Structure and properties of bimetallic titanium and vanadium oxide clusters

Abstract

By employing a genetic algorithm together with density functional theory (B3LYP), we investigate the most stable minimum structures of several bimetallic titanium and vanadium oxide clusters that contain four metal atoms. The following compositions are studied: V_nTi_n−4O₁₀⁻ (n = 1–4), (TiO₂)VO_n⁻ (n = 1–4), and (TiO₂)VO_n⁺ (n = 1–3). Apart from (TiO₂)₃VO⁻, vanadium oxo groups are always part of the most stable minimum structures when vanadium is present. Anti-ferromagnetic coupling lowers the energy substantially if spin centers are located at neighbored metal atoms rather than at distant oxygen radical sites. Vanadium-rich or oxygen-poor compositions prefer symmetric adamantane-like cage structures, some of which have already been proposed in a previous study. In contrast, vanadium-poor and oxygen-rich compositions show versatile structural motifs that cannot be intuitively derived from the symmetric cage motif.
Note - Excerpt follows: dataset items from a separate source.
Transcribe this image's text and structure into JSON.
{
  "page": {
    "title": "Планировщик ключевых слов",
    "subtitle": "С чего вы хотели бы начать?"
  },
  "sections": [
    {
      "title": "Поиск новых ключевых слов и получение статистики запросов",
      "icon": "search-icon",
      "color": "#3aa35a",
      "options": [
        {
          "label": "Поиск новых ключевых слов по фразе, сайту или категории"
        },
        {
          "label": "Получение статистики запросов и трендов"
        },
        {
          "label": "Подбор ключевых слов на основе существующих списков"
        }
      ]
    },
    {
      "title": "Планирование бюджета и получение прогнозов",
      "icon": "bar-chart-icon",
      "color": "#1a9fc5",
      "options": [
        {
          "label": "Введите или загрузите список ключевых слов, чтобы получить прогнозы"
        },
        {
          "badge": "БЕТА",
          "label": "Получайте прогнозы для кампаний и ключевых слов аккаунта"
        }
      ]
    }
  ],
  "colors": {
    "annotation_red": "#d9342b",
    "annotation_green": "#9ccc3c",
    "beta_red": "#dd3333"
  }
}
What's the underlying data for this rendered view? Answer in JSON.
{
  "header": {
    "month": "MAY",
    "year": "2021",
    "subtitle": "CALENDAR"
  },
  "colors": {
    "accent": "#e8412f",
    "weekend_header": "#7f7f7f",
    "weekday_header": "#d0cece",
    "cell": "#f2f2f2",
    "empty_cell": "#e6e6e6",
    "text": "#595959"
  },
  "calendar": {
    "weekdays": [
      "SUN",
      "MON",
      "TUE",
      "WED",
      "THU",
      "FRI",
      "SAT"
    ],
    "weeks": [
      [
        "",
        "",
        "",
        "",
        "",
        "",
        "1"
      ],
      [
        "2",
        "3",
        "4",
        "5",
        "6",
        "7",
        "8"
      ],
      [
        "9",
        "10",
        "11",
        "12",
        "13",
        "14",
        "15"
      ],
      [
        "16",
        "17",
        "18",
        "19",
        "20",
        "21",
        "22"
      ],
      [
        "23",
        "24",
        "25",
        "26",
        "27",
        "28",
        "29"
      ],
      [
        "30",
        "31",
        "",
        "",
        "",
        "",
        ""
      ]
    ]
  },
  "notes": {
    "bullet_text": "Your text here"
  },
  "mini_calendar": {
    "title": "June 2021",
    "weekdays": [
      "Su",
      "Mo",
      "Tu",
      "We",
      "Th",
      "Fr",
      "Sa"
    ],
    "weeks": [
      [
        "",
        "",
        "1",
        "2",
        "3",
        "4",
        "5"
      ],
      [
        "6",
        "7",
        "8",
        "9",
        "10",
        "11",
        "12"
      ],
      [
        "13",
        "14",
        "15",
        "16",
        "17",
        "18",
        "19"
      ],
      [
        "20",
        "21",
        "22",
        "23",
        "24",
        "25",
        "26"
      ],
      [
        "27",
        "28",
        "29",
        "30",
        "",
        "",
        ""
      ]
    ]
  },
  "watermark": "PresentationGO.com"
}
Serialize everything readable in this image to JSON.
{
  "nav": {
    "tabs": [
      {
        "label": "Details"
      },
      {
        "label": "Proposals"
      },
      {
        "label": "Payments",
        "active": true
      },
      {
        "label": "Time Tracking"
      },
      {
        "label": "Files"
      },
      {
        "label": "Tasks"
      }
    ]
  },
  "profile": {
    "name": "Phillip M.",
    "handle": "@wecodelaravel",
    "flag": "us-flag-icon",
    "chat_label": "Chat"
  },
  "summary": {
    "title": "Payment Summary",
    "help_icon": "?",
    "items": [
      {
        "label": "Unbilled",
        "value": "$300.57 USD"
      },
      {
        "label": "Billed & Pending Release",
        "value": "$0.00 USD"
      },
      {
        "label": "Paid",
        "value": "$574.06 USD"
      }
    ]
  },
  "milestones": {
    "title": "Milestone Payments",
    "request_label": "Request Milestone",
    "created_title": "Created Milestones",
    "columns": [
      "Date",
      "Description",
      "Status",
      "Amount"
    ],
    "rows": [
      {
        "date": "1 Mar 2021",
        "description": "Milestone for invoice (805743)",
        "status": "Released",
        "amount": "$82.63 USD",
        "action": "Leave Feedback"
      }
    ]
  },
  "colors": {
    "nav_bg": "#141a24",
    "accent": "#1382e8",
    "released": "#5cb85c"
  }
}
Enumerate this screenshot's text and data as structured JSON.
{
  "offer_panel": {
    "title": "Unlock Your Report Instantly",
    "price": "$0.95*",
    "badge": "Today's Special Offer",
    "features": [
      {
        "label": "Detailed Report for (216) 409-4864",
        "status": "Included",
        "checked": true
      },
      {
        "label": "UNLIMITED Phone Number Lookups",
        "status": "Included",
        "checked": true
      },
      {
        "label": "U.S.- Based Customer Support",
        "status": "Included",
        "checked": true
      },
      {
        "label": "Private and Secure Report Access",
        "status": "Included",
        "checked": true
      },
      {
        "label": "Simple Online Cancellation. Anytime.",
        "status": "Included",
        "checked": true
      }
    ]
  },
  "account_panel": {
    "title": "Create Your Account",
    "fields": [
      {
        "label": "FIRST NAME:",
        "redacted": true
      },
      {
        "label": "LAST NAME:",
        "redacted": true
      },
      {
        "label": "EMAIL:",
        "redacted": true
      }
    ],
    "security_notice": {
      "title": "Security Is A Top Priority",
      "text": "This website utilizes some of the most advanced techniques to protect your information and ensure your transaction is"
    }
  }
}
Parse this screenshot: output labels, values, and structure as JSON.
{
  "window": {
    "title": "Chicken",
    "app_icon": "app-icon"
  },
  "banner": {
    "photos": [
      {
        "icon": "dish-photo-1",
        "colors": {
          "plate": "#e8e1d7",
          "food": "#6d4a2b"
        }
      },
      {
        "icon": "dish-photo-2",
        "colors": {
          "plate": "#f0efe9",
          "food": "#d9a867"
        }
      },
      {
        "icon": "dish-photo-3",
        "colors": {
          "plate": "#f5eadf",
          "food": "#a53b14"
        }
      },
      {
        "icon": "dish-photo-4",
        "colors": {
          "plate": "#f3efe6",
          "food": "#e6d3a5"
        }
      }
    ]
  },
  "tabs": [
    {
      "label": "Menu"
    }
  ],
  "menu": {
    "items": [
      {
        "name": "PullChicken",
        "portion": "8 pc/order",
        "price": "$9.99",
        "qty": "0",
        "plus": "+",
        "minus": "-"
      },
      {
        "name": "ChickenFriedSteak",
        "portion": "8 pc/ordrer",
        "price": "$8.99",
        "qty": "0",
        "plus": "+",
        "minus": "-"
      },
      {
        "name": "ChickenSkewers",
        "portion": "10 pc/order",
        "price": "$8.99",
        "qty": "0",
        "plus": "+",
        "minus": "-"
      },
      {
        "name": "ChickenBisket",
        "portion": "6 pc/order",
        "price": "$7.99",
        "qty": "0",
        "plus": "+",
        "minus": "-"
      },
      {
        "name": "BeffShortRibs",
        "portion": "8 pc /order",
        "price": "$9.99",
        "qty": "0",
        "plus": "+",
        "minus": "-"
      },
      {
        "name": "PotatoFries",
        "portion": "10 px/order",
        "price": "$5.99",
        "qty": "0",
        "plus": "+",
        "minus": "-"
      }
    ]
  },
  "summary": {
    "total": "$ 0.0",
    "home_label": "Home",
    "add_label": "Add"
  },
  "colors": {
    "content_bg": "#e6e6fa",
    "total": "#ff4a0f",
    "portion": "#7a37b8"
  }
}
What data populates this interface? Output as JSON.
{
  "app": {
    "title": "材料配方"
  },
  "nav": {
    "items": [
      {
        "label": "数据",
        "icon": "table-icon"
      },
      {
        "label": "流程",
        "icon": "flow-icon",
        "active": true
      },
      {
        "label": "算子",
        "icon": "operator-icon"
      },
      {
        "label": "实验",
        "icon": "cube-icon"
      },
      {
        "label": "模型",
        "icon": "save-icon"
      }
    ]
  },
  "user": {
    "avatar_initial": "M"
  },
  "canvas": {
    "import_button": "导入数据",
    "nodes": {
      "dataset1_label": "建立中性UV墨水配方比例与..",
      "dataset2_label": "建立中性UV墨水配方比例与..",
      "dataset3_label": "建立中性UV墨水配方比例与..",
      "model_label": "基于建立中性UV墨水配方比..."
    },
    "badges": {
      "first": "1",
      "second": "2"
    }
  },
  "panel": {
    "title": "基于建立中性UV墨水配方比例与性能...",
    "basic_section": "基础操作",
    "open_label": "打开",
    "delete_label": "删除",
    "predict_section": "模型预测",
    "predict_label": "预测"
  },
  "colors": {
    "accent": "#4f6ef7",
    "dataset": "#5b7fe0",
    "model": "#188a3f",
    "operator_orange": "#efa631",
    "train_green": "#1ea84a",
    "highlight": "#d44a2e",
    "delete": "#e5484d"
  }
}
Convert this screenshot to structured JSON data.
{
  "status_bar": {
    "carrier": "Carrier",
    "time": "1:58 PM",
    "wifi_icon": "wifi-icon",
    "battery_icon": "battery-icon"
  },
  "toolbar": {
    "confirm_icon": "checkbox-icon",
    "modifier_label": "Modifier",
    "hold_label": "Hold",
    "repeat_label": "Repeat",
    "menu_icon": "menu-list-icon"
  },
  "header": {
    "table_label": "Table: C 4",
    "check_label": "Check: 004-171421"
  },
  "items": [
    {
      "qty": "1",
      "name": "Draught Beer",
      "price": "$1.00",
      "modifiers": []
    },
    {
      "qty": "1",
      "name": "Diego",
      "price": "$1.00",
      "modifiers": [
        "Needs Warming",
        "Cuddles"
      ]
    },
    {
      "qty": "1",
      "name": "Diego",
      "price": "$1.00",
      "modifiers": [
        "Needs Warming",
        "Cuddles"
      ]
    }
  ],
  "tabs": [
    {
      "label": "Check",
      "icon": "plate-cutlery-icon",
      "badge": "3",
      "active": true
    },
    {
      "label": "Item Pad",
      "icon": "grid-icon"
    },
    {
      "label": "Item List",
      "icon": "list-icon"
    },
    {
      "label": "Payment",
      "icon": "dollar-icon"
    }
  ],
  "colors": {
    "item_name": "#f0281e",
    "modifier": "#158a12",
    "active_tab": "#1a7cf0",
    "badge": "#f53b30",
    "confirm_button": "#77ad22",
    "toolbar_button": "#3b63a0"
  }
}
Particularly, for Ti₄O₁₀⁻ there are several non-symmetric and distorted cages that have an up to 68 kJ mol⁻¹ lower energy than the symmetric adamantane-like cage structure. Nevertheless, for the adamantane-like cage the simulated infra-red spectrum (within the harmonic approximation) agrees best with the experimental vibrational spectrum. The oxidative power of the (TiO₂)₃VO₃⁻ and (TiO₂)₃VO₂⁺ clusters as measured by the energy of removing 1/2 O₂ (297 and 227 kJ mol⁻¹, respectively) is less than that of the pure vanadium oxide clusters (V₂O₅)VO₃⁻ and (V₂O₅)VO₂⁺ (283 and 165 kJ mol⁻¹, respectively).